When none of that happened, Evensen had to make a retraction. But that didn't seem to dampen the demand for his survivalist seminars or radio appearances. And Evensen says that he doesn't claim to be 100 percent accurate. "We're watchmen, if you will," he says, explaining that he just puts information out there for people to assess for themselves. He doesn’t mention that doomsday predictions are good for business: He sells DVDs on "Castle Defense" and other "defensive planning" materials on his website (along with CDs of "Hymns from the Heartland," performed by Evenson himself) - all of which can be purchased with gold in lieu of currency. He says he also offers seminars and survivalist trainings across the country.

For the record, Larry Chambers, a Coast Guard petty officer at the DeepWater Horizon Incident unified area command in Robert, Louisiana, says that he’s never heard of any plans for the government to evacuate the entire Southeastern coast. "That's not going to happen," he says. (But isn't this what you’d expect him to say?)

Chambers explains that the government is making contingency plans to evacuate people in the event of a hurricane - which it has real concerns about because of how heavy winds might affect the clean-up effort, and because of the large numbers of extra personnel in the region working on disaster management. "I can understand why people may even start to think about conspiracies,” Chambers says. “It’s huge.
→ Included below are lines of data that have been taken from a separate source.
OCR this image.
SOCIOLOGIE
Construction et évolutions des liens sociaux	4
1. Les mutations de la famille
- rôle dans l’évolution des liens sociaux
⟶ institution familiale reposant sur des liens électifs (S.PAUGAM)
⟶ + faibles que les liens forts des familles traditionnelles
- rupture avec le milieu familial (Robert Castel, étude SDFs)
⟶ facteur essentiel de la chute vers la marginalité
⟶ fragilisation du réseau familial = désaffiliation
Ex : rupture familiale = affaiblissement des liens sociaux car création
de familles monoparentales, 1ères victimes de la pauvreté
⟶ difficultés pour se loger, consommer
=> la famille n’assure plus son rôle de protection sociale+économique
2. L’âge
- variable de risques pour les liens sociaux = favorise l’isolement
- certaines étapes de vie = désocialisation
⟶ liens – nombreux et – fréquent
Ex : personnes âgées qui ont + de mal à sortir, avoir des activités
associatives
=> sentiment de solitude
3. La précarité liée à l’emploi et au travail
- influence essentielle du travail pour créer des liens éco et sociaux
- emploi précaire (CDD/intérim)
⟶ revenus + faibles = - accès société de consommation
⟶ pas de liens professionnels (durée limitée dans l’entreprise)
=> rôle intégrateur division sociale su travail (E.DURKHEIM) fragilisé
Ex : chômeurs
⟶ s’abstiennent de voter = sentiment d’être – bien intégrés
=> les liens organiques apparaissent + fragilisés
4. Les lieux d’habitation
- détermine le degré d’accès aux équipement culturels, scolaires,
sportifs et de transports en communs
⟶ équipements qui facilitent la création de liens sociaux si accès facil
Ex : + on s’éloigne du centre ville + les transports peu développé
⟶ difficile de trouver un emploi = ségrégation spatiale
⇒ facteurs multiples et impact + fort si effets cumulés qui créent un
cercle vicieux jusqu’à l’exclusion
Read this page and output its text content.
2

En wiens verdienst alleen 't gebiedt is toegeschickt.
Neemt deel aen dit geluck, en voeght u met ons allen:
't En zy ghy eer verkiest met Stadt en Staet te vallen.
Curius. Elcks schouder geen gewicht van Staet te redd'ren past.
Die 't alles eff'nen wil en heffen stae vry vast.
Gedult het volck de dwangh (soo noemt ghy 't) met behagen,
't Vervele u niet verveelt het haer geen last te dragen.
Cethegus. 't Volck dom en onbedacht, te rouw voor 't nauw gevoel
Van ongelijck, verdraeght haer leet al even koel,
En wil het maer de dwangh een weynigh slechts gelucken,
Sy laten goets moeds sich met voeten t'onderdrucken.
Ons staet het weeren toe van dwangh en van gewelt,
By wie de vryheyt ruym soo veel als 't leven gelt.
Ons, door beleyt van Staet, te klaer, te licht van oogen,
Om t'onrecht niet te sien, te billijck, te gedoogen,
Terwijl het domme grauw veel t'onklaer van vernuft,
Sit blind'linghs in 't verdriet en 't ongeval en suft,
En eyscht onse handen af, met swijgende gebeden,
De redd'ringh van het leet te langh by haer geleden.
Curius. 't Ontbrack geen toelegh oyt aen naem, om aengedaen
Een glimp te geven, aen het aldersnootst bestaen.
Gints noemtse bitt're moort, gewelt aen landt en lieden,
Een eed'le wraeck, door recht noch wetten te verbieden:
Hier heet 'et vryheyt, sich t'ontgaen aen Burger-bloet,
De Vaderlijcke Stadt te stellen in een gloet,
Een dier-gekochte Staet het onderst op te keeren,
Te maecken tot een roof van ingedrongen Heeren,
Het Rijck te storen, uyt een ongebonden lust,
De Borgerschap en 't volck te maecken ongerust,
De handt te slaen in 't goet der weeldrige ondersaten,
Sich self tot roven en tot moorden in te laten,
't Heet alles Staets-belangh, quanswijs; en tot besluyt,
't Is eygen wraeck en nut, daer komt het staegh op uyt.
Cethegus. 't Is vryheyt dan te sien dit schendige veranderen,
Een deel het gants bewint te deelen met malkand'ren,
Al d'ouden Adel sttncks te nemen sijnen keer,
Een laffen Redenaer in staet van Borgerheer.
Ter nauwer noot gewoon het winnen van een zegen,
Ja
We’ve never dealt with anything like this. People are upset."

As for FEMA, a spokesperson seemed rather perplexed by my questions about whether the agency plans to detain millions of Americans in trailers in Missouri after a mass evacuation. In an email, an agency press secretary named Rachel Racusen wrote, "FEMA continues to support the lead federal agencies for the response to the BP oil spill, the Department of Homeland Security, the Coast Guard and the Department of the Interior. To date that support has included help with staffing needs, as well as coordination and recovery expertise." Evensen might take that as a "yes."